There may also be distribution problems. The Pfizer / BioNTech vaccine must be stored at minus 112 degrees Fahrenheit (F), which could be especially tricky. The Moderna vaccine is not as worrisome, and the treatment is expected to remain stable for 30 days between 36F and 46F. It can also be shipped and stored for up to six months at -4F.
The good news is already built into the ratings
Another issue to consider is that it is going to be very difficult to beat the initial EVs that Pfizer / BioNTech and Moderna have put on the table during their initial reviews. With the exception of an EV truly above the 90th percentile and a considerably more storage-stable candidate vaccine, we’ve probably already seen the peak euphoria built into these COVID-19 vaccine stocks.

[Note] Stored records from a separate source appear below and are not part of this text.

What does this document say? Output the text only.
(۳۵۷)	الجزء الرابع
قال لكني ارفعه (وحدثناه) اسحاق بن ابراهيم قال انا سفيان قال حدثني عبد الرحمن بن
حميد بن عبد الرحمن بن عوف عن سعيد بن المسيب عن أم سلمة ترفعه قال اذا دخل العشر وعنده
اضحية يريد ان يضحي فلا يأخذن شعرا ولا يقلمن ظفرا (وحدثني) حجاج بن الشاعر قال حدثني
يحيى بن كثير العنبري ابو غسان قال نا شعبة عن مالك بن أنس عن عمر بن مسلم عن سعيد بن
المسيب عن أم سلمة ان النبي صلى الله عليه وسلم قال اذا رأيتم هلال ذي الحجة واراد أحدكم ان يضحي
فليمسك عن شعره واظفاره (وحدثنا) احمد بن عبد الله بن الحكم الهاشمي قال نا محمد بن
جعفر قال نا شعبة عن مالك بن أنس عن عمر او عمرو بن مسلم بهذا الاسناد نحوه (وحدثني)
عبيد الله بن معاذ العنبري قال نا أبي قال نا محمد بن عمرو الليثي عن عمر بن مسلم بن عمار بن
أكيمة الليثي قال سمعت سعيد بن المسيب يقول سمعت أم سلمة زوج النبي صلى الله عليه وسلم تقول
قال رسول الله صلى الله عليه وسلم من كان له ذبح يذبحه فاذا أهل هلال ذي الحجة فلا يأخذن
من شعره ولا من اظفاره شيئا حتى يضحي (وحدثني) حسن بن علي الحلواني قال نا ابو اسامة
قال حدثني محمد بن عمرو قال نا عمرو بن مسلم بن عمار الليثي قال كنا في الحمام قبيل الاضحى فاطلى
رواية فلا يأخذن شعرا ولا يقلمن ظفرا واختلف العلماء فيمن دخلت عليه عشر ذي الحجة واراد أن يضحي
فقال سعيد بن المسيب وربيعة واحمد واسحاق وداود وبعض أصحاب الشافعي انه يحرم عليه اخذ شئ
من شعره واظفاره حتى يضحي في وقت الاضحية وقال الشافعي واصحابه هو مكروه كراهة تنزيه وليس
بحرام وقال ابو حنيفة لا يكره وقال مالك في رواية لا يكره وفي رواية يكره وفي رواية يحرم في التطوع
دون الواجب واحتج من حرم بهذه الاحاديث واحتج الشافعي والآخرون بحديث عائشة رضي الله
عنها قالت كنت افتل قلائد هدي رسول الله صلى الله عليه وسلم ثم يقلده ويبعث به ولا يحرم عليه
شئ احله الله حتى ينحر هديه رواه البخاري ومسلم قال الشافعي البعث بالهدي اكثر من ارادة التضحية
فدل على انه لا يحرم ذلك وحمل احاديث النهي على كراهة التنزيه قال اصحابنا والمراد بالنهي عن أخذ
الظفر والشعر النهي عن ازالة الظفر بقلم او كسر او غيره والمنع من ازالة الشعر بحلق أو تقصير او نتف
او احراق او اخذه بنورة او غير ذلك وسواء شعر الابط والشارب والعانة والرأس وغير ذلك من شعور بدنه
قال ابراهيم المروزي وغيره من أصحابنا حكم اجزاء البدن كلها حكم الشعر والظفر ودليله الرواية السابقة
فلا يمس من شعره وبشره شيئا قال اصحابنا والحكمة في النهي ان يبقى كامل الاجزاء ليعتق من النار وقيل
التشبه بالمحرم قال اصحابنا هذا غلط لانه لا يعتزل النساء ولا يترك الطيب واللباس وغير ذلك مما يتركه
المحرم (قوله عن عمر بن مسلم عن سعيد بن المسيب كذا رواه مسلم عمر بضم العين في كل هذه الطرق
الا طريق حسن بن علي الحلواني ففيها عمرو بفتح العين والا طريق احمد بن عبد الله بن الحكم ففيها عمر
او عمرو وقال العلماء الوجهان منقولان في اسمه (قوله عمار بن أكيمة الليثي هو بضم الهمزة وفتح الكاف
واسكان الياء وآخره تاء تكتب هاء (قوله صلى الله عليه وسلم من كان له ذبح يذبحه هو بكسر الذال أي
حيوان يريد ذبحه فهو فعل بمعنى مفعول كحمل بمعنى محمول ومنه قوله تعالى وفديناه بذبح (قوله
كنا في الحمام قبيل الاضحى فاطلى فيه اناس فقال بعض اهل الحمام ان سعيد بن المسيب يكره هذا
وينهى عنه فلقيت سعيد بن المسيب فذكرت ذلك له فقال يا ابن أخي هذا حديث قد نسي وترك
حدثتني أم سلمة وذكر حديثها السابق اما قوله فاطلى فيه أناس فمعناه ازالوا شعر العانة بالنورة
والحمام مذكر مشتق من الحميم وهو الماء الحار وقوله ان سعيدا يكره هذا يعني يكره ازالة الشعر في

For example, Moderna ended on November 16 with a market value of nearly $ 39 billion. That’s about eight times higher than its maximum annual sales projections for mRNA-1273, and something on the order of 10 times higher than where annual mRNA-1273 sales are expected to settle after an initial spike. With more than two dozen drug developers also developing a vaccine, Moderna looks exceptionally expensive. One mistake, or an interim analysis leading the market, and this inflated valuation could quickly deflate.
Industry turnover could be bad news for investors
But most terrifying of all could be the industry rotation we see in this vaccine news, away from work-from-home businesses and toward value stocks.
If you ask me, I think it’s about time value stocks got some love from Wall Street. They have been in the dust since the Great Recession, with historically low interest rates encouraging high-growth companies to borrow and expand. But it is these high-growth cloud, cybersecurity and telehealth industries (to name a few) that have been responsible for driving the overall market higher in 2020. If we see a continued investment rotation from these high-growth stocks to a Si As value grows, it would be a telltale sign that the stock market has peaked. If anything, backing up bleeding valuations becomes much more difficult when slower-growing value stocks are leading the charge.
For what it’s worth, I’m not suggesting that investors alter the way they are putting their money to work in the months and quarters to come. However, keep in mind the real possibility that a lot of good news this month could cap off the broader indices.